Pascal Roschlaub (21)aus Bad Oldesloe, Berufliche Schule in Ahrensburg: „Die Parteien entsprechen nicht meinen Vorstellungen, daher weiß ich nicht, ob ich wählen gehe. Die Welt sollte menschlicher sein. Politisches Handeln mit diesem Ziel sollte im Vordergrund stehen. Die Parteien sollten nicht nur darauf achten, was für Güter produziert werden oder welches das reichste Land ist. Ich sehe das in keiner Partei, habe mir aber noch keine Wahlprogramme durchgelesen.“

Joana Hecht (18)aus Hoisdorf: „Ich gehe wählen, auch wenn ich politisch bis jetzt nicht sehr interessiert war. Wir haben Referate zu Zielen der Parteien herausgearbeitet, das war aber alles nicht ganz so klar. Ich werde noch im Internet recherchieren. Im Wirtschaftspolitik-Unterricht ist der Lehrplan ziemlich voll, da bleibt für Wahlvorbereitung nicht viel Zeit. Infos zum Wahl-O-Mat könnte die Schulleitung vielleicht als Rundmail an ältere Schüler schicken.“
Lia Baack (19)
aus Hoisdorf: „Die Wahlbeteiligung sinkt, aber ich fühle mich verpflichtet zu wählen. Beim Landesschülerparlament in Kiel habe ich das EvB vertreten, wir konnten Politikern Fragen stellen. Die meisten Parteien haben aber keine klaren Antworten gegeben, das hat mir gefehlt. Nur von den Piraten gab es klare Meinungen. Angela Merkel finde ich als Bundeskanzlerin gut. Ich habe das TV-Duell geguckt und bin mit ihr im Großen und Ganzen zufrieden.
Lena Funke (18)
aus Lasbek: „Ich mache Briefwahl, da ich am Wochenende in München bin.
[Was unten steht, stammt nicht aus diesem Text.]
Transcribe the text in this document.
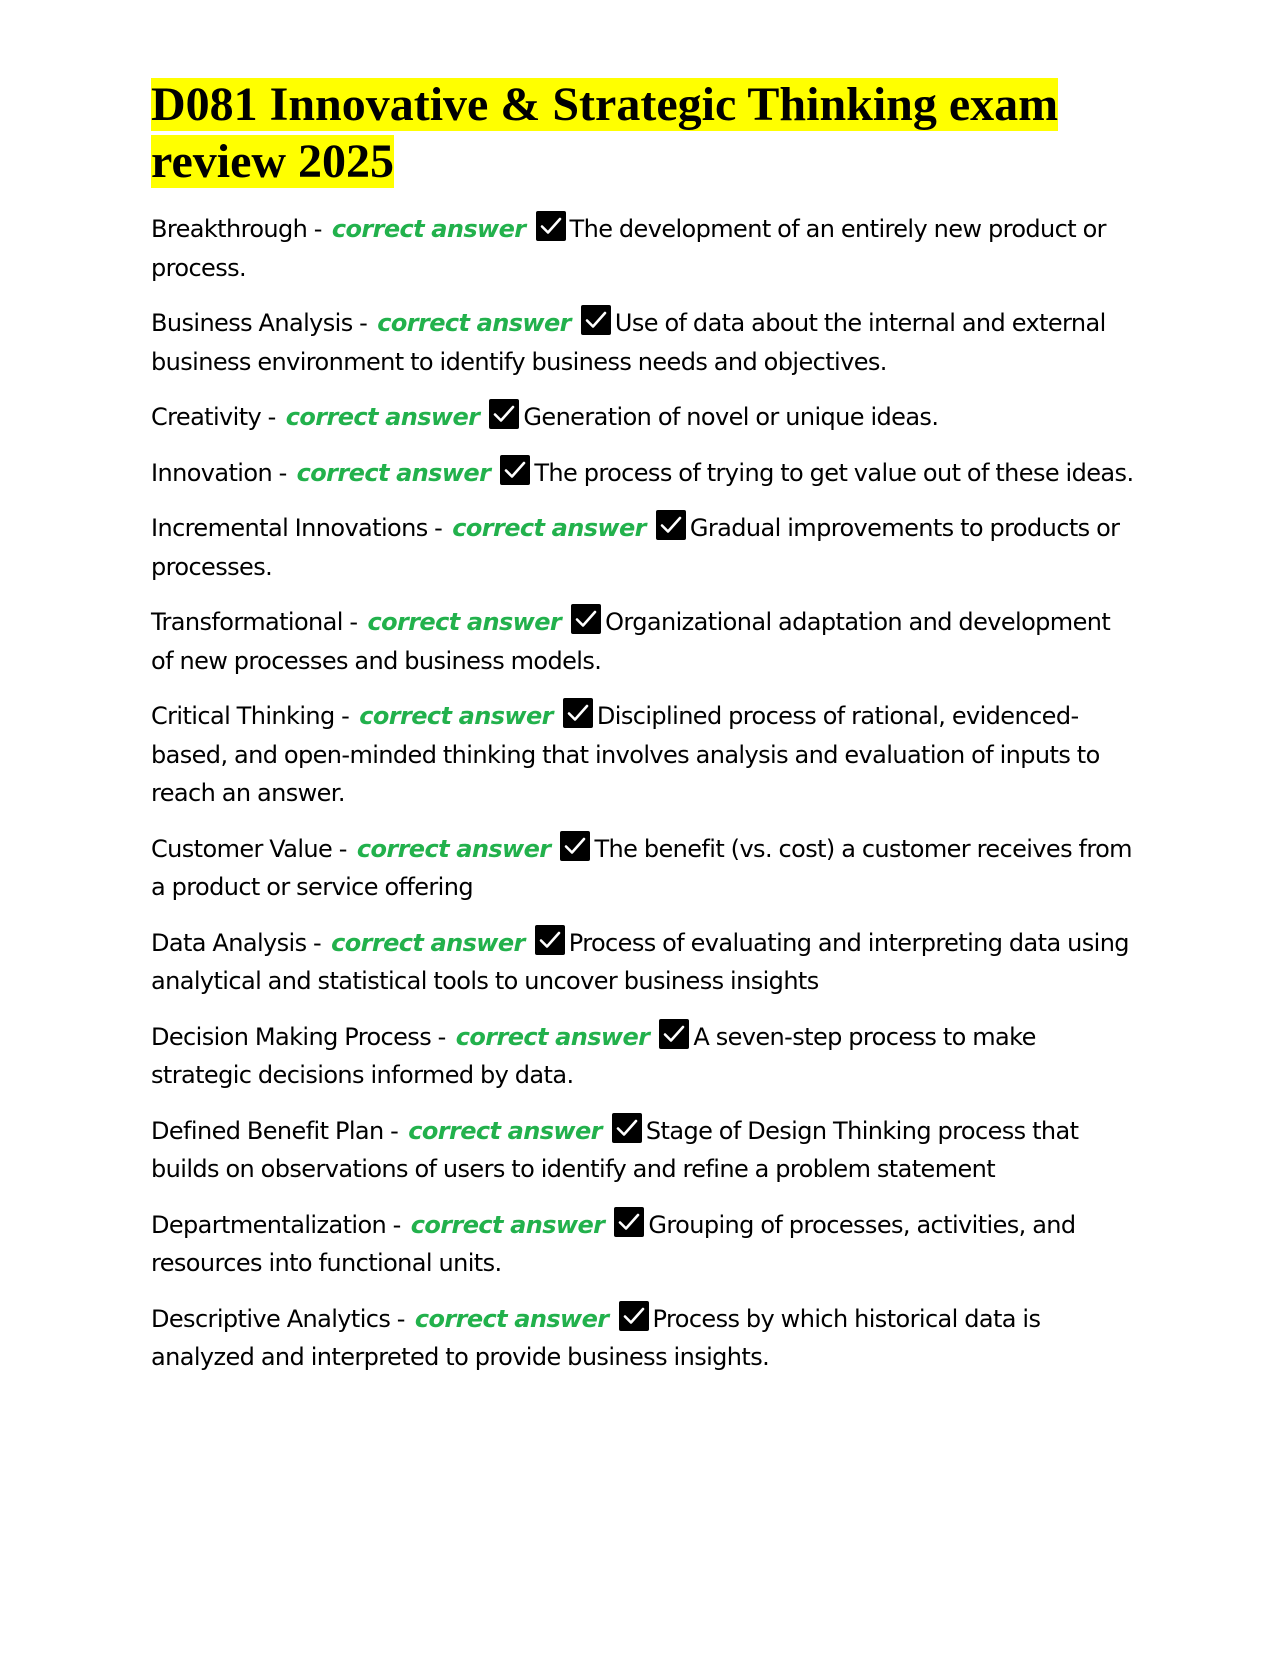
D081 Innovative & Strategic Thinking exam review 2025

Breakthrough - correct answer The development of an entirely new product or process.

Business Analysis - correct answer Use of data about the internal and external business environment to identify business needs and objectives.

Creativity - correct answer Generation of novel or unique ideas.

Innovation - correct answer The process of trying to get value out of these ideas.

Incremental Innovations - correct answer Gradual improvements to products or processes.

Transformational - correct answer Organizational adaptation and development of new processes and business models.

Critical Thinking - correct answer Disciplined process of rational, evidenced-based, and open-minded thinking that involves analysis and evaluation of inputs to reach an answer.

Customer Value - correct answer The benefit (vs. cost) a customer receives from a product or service offering

Data Analysis - correct answer Process of evaluating and interpreting data using analytical and statistical tools to uncover business insights

Decision Making Process - correct answer A seven-step process to make strategic decisions informed by data.

Defined Benefit Plan - correct answer Stage of Design Thinking process that builds on observations of users to identify and refine a problem statement

Departmentalization - correct answer Grouping of processes, activities, and resources into functional units.

Descriptive Analytics - correct answer Process by which historical data is analyzed and interpreted to provide business insights.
Ich war immer schon an Politik interessiert und werde auch von meinen Eltern ermutigt, wählen zu gehen. Wahrscheinlich werde ich mit meiner Erststimme die Grünen und mit der Zweitstimme Die Partei wählen, weil sie als Satire-Partei Themen kritisiert, die mir wichtig sind. Bei den Volksparteien fehlt vor allem der Blick auf die Digitalisierung.“

Appell der Vereine

Fußballer gegen Diskriminierung:Vier Ahrensburger Sportvereine wenden sich unter dem Slogan „Love Football, Hate Racism“ (Liebe Fußball, hasse Rassismus) gegen Diskriminierung im Sport. In einer gemeinsamen Mitteilung rufen der Ahrensburger Turn- und Sportverein, der FC Ahrensburg, der SSC Hagen und Roter Stern Kickers anlässlich der Bundestagswahl zu mehr Toleranz gegenüber Flüchtlingen und Migranten auf.
„Wir stehen als Sportvereine für ein solidarisches Miteinander, egal wo jemand herkommt, an welchen Gott er glaubt oder welche Hautfarbe er hat“, heißt es. Die Menschenwürde sei nicht an das Herkunftsland gebunden. Wichtig sei nur, dass wer vor Krieg, Terror, Hunger oder Verfolgung geflüchtet ist, in Ahrensburg sicher sei. Hier sei kein Platz für Diskriminierung und Rassismus.
„Die einzigen Farben, auf die es bei uns ankommt, sind die Farben unseres Trikots.“ Und das auch nur während des Spiels, so die Fußballer einhellig.